The goal of the project is to learn a general purpose descriptor for shape recognition. To do this we train discriminative models for shape recognition using convolutional neural networks (CNNs) where view-based shape representations are the only cues. Examples include line-drawings, clip art images where color is removed, or renderings of 3D models where there is little or no texture information present.

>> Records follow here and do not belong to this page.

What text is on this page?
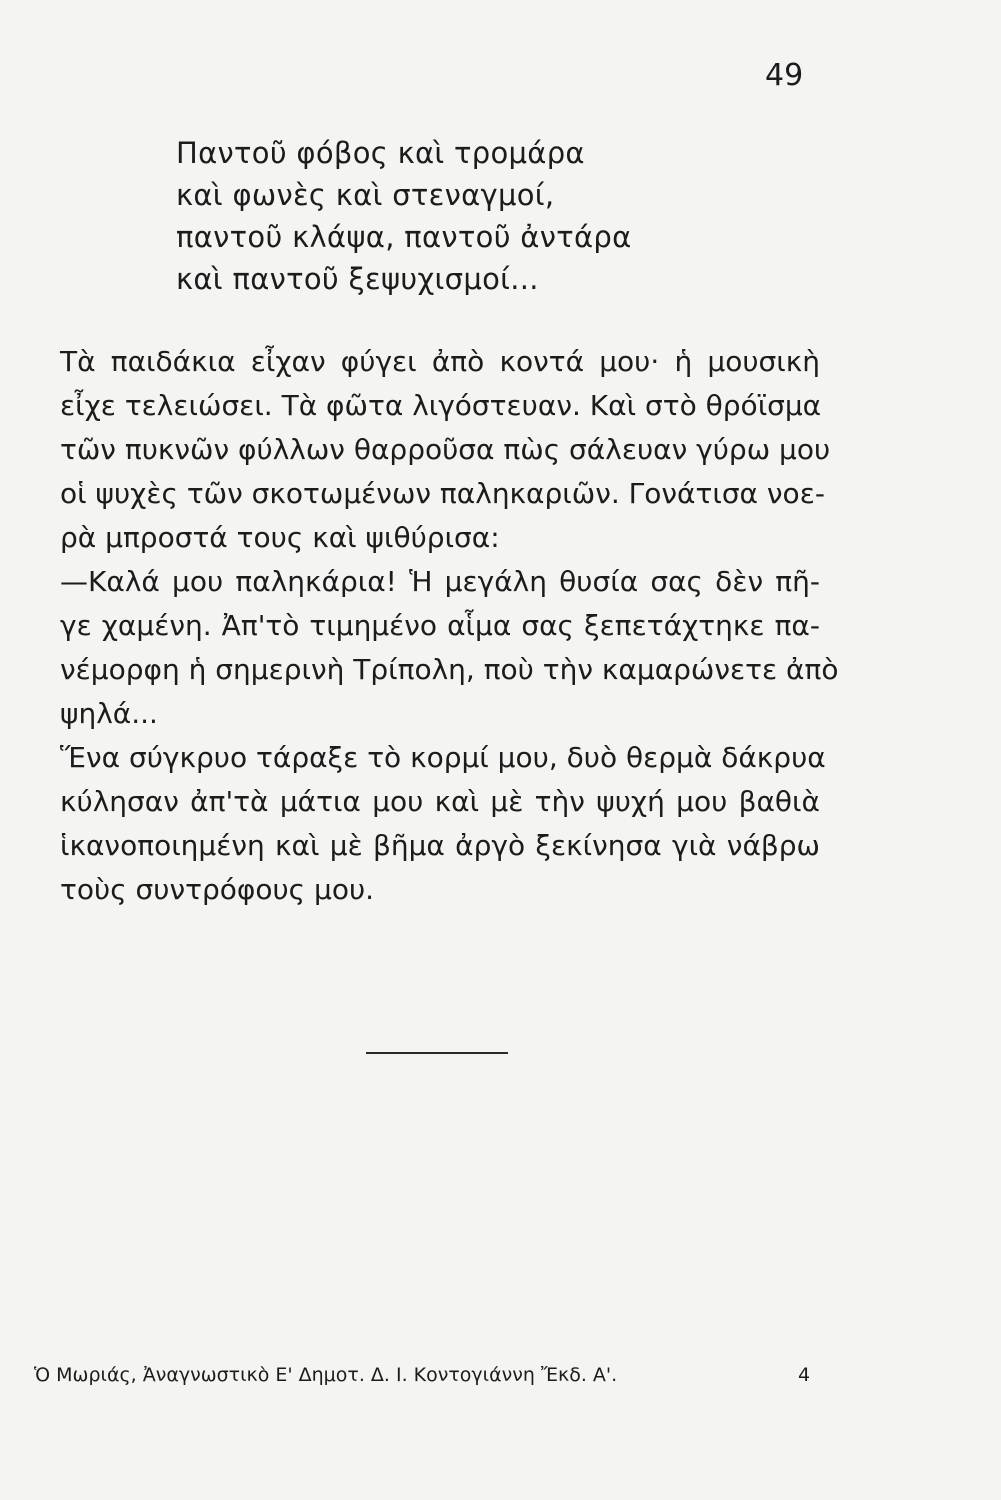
49
Παντοῦ φόβος καὶ τρομάρα
καὶ φωνὲς καὶ στεναγμοί,
παντοῦ κλάψα, παντοῦ ἀντάρα
καὶ παντοῦ ξεψυχισμοί...
Τὰ παιδάκια εἶχαν φύγει ἀπὸ κοντά μου· ἡ μουσικὴ
εἶχε τελειώσει. Τὰ φῶτα λιγόστευαν. Καὶ στὸ θρόϊσμα
τῶν πυκνῶν φύλλων θαρροῦσα πὼς σάλευαν γύρω μου
οἱ ψυχὲς τῶν σκοτωμένων παληκαριῶν. Γονάτισα νοε-
ρὰ μπροστά τους καὶ ψιθύρισα:
—Καλά μου παληκάρια! Ἡ μεγάλη θυσία σας δὲν πῆ-
γε χαμένη. Ἀπ'τὸ τιμημένο αἷμα σας ξεπετάχτηκε πα-
νέμορφη ἡ σημερινὴ Τρίπολη, ποὺ τὴν καμαρώνετε ἀπὸ
ψηλά...
Ἕνα σύγκρυο τάραξε τὸ κορμί μου, δυὸ θερμὰ δάκρυα
κύλησαν ἀπ'τὰ μάτια μου καὶ μὲ τὴν ψυχή μου βαθιὰ
ἱκανοποιημένη καὶ μὲ βῆμα ἀργὸ ξεκίνησα γιὰ νάβρω
τοὺς συντρόφους μου.
Ὁ Μωριάς, Ἀναγνωστικὸ Ε' Δημοτ. Δ. Ι. Κοντογιάννη Ἔκδ. Α'.	4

If you use any part of the code from this project, please cite:
Multi-view Convolutional Neural Networks for 3D Shape Recognition Hang Su, Subhransu Maji, Evangelos Kalogerakis, Erik Learned-Miller Proceedings of the IEEE International Conference on Computer Vision 2015 (ICCV 2015)
- install dependencies
#!bash
git submodule init
git submodule update
- compile
(1) compile for CPU
#!bash
MEX=<MATLAB_ROOT>/bin/mex matlab -nodisplay -r "setup(true);exit;"
(2) compile for GPU:
#!bash
MEX=<MATLAB_ROOT>/bin/mex matlab -nodisplay -r "setup(true,struct('enableGpu',true));exit;"
(3) compile with cuDNN support:
#!bash
MEX=<MATLAB_ROOT>/bin/mex matlab -nodisplay -r "setup(true,struct('enableGpu',true,
'cudaRoot',<CUDA_ROOT>,'cudaMethod','nvcc','enableCudnn',true,'cudnnRoot',<CUDNN_ROOT>));exit;"
(note) You can alternatively run directly the scripts from the Matlab command window e.g. for Windows installations: setup(true,struct('enableGpu',true,'cudaRoot','C:\Program Files\NVIDIA GPU Computing Toolkit\CUDA\v7.0','cudaMethod','nvcc')); You may also need to add Visual Studio's cl.exe in your PATH environment (e.g., C:\Program Files (x86)\Microsoft Visual Studio 12.0\VC\bin\amd64)
- extract descriptor for a shape (off/obj mesh) - the descriptor will be saved in a txt file (bunny_descriptor.txt) [assumes upright orientation]
shape_compute_descriptor('bunny.off');
- extract descriptor for all shapes in a folder (off/obj meshes), the descriptors will be saved in txt files in the same folder [assumes upright orientation]
shape_compute_descriptor('my_mesh_folder/');
- extract descriptor for all shapes in a folder (off/obj meshes), post-process descriptor with learned metric, and use the model that does not assume upright orientation [*-v2 models do not assume upright orientations]
shape_compute_descriptor('my_mesh_folder/', 'cnn_model', 'cnn-modelnet40-v2.mat', 'metric_model', 'metric-relu7-v2.mat','post_process_desriptor_metric',true);
- download datasets for training/evaluation
#!bash
#ModelNet40 (v1 - 12 views w/ upright assumption) (4.8G)
cd data
wget http://maxwell.cs.umass.edu/deep-shape-data/modelnet40-v1.tar
tar xf modelnet40-v1.tar
#ModelNet40 (v2 - 80 views w/o upright assumption) (7.2G)
cd data
wget http://maxwell.cs.umass.edu/deep-shape-data/modelnet40-v2.tar
tar xf modelnet40-v2.tar
#sketch (211M)
cd data
wget http://pegasus.cs.umass.edu/deep-shape-data/sketch160.tar
tar xf sketch160.tar
#clipart (701M)
cd data
wget http://pegasus.cs.umass.edu/deep-shape-data/clipart100.tar
tar xf clipart100.tar
- run experiments in the paper (see run_experiments.m for options and other details)
#!bath
LD_LIBRARY_PATH=<CUDA_ROOT>/lib64:<CUDNN_ROOT> matlab -nodisplay -r "run_experiments;exit;"
LD_LIBRARY_PATH may not be necessary depending on your installation, e.g. whether includes cuDNN support. LD_LIBRARY_PATH may not be necessary depending on your installation, e.g. whether includes cuDNN support.